Greg pulled a face. “Big if,” he muttered, more to himself than to her. “If he does, I’ll make up some story. Something funny that he won’t question.”
Pauline sighed resignedly. “Something at my expense?” she guessed.
Greg grinned at her. “Almost certainly,” he said. “It’s what you deserve, you treacherous old woman.”
Pauline just rolled her eyes affectionately. “Yes,” she said, “I love you, too.”
And when Greg left the day after Christmas to return to London, she tucked the box up on a shelf for safekeeping. Just in case.
Call it a mother’s intuition, but she had a feeling he might want it back one day.
A little less than a year later, and Pauline was woken from where she’d been enjoying a post-Countdown nap on the sofa by an insistent knock on the door. “Just a minute,” she called, heaving herself to her feet and shuffling to the door. She opened it, blinking up at the surprising figure. “Greg?”
“Hello, Mum,” Greg said, sounding tired and a little cross. “Sorry, I forgot my key, and I probably should’ve rung, but—”

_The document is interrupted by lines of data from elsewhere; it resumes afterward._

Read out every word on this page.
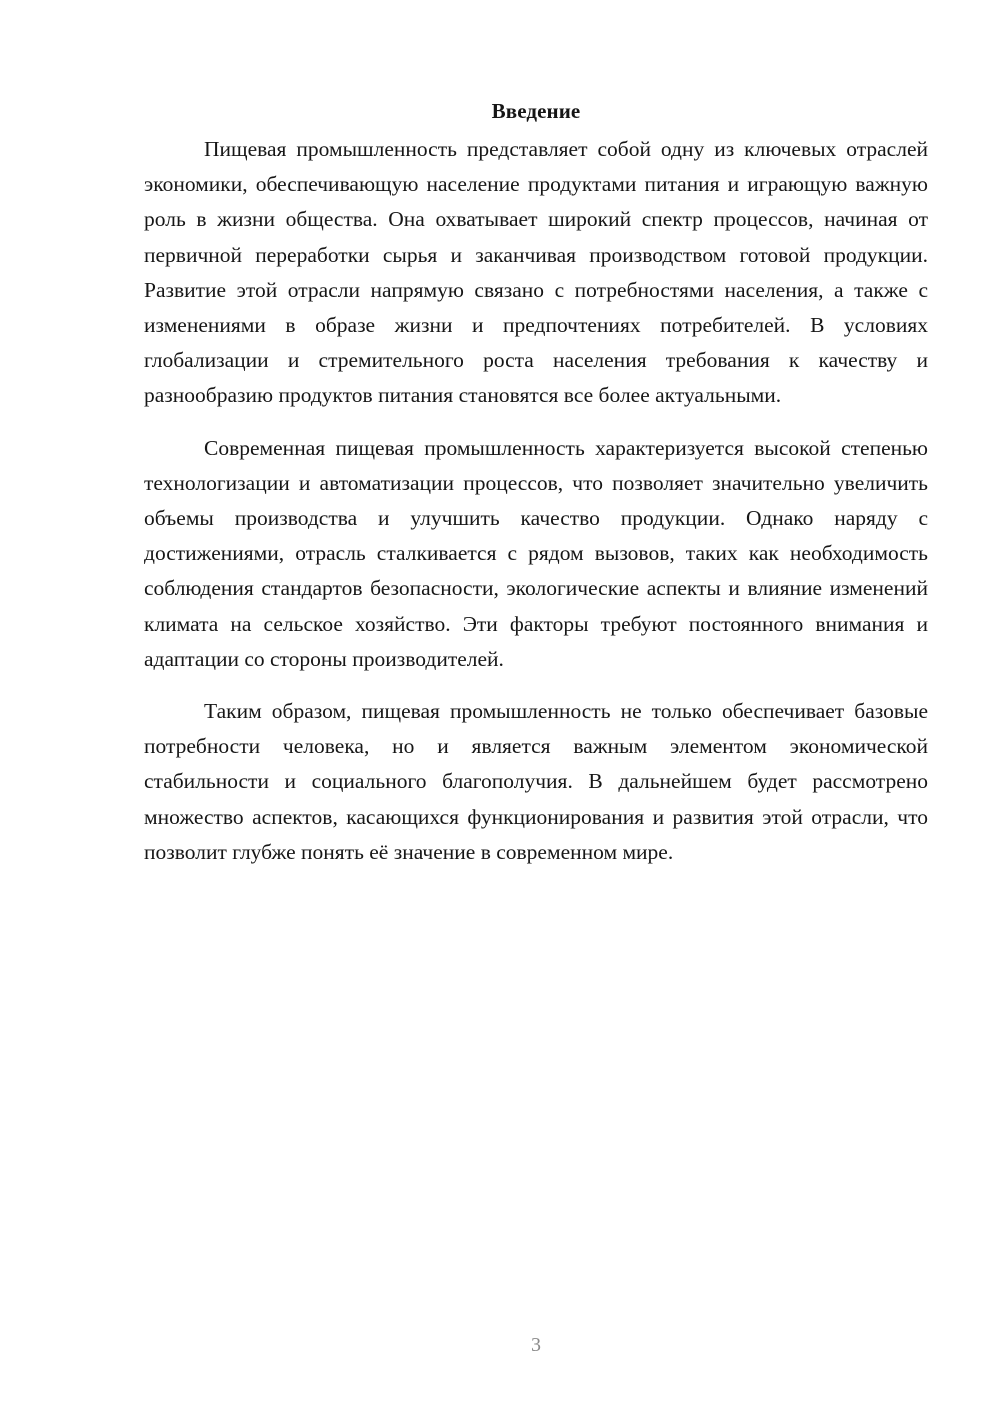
Введение

Пищевая промышленность представляет собой одну из ключевых отраслей экономики, обеспечивающую население продуктами питания и играющую важную роль в жизни общества. Она охватывает широкий спектр процессов, начиная от первичной переработки сырья и заканчивая производством готовой продукции. Развитие этой отрасли напрямую связано с потребностями населения, а также с изменениями в образе жизни и предпочтениях потребителей. В условиях глобализации и стремительного роста населения требования к качеству и разнообразию продуктов питания становятся все более актуальными.

Современная пищевая промышленность характеризуется высокой степенью технологизации и автоматизации процессов, что позволяет значительно увеличить объемы производства и улучшить качество продукции. Однако наряду с достижениями, отрасль сталкивается с рядом вызовов, таких как необходимость соблюдения стандартов безопасности, экологические аспекты и влияние изменений климата на сельское хозяйство. Эти факторы требуют постоянного внимания и адаптации со стороны производителей.

Таким образом, пищевая промышленность не только обеспечивает базовые потребности человека, но и является важным элементом экономической стабильности и социального благополучия. В дальнейшем будет рассмотрено множество аспектов, касающихся функционирования и развития этой отрасли, что позволит глубже понять её значение в современном мире.

3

She stepped back automatically to let him in. “Did we– did I have my days wrong?” she asked. “I thought Sian was bringing me to your holiday home on Christmas Eve?”
“She is,” Greg said shortly. “This is an impromptu visit because– well, because I need something back.”
Pauline raised both eyebrows. “Oh?”
Greg jerked a nod. “Yeah,” he said. “Have you, erm, have you still got that box?”
Under any other circumstances, Pauline might’ve pretended like she didn’t know what Greg was on about just to tease him, but she sensed that doing so would probably only make things worse. Instead, she crossed over to the mantle, lifting the box down from where it had sat since last Christmas. “This box?” she asked.
Greg’s expression softened. “Yeah,” he said, taking it from her. “Thanks, Mum. I dunno what Alex is on about but apparently he’s properly kicked off about this stupid fucking box, so, you know…”
He shrugged helplessly, and Pauline couldn’t help but grin. “Finally,” she said, and Greg scowled at her.
“Sorry?”
“Nothing, love,” Pauline said brightly, ushering him towards the door. “Tell Alex I say ‘Happy Christmas’, will you?”
“Yeah, all right,” Greg said, leaning in to kiss her cheek before leaving, giving her a wave over his shoulder as he did.
Pauline shook her head fondly, closing the door after him before going to make herself a cup of tea. The apple really didn’t fall far from the tree, she thought, allowing herself a small, triumphant smile.
And sometimes, though you'd never know it from his stand up shows, mother did in fact know best.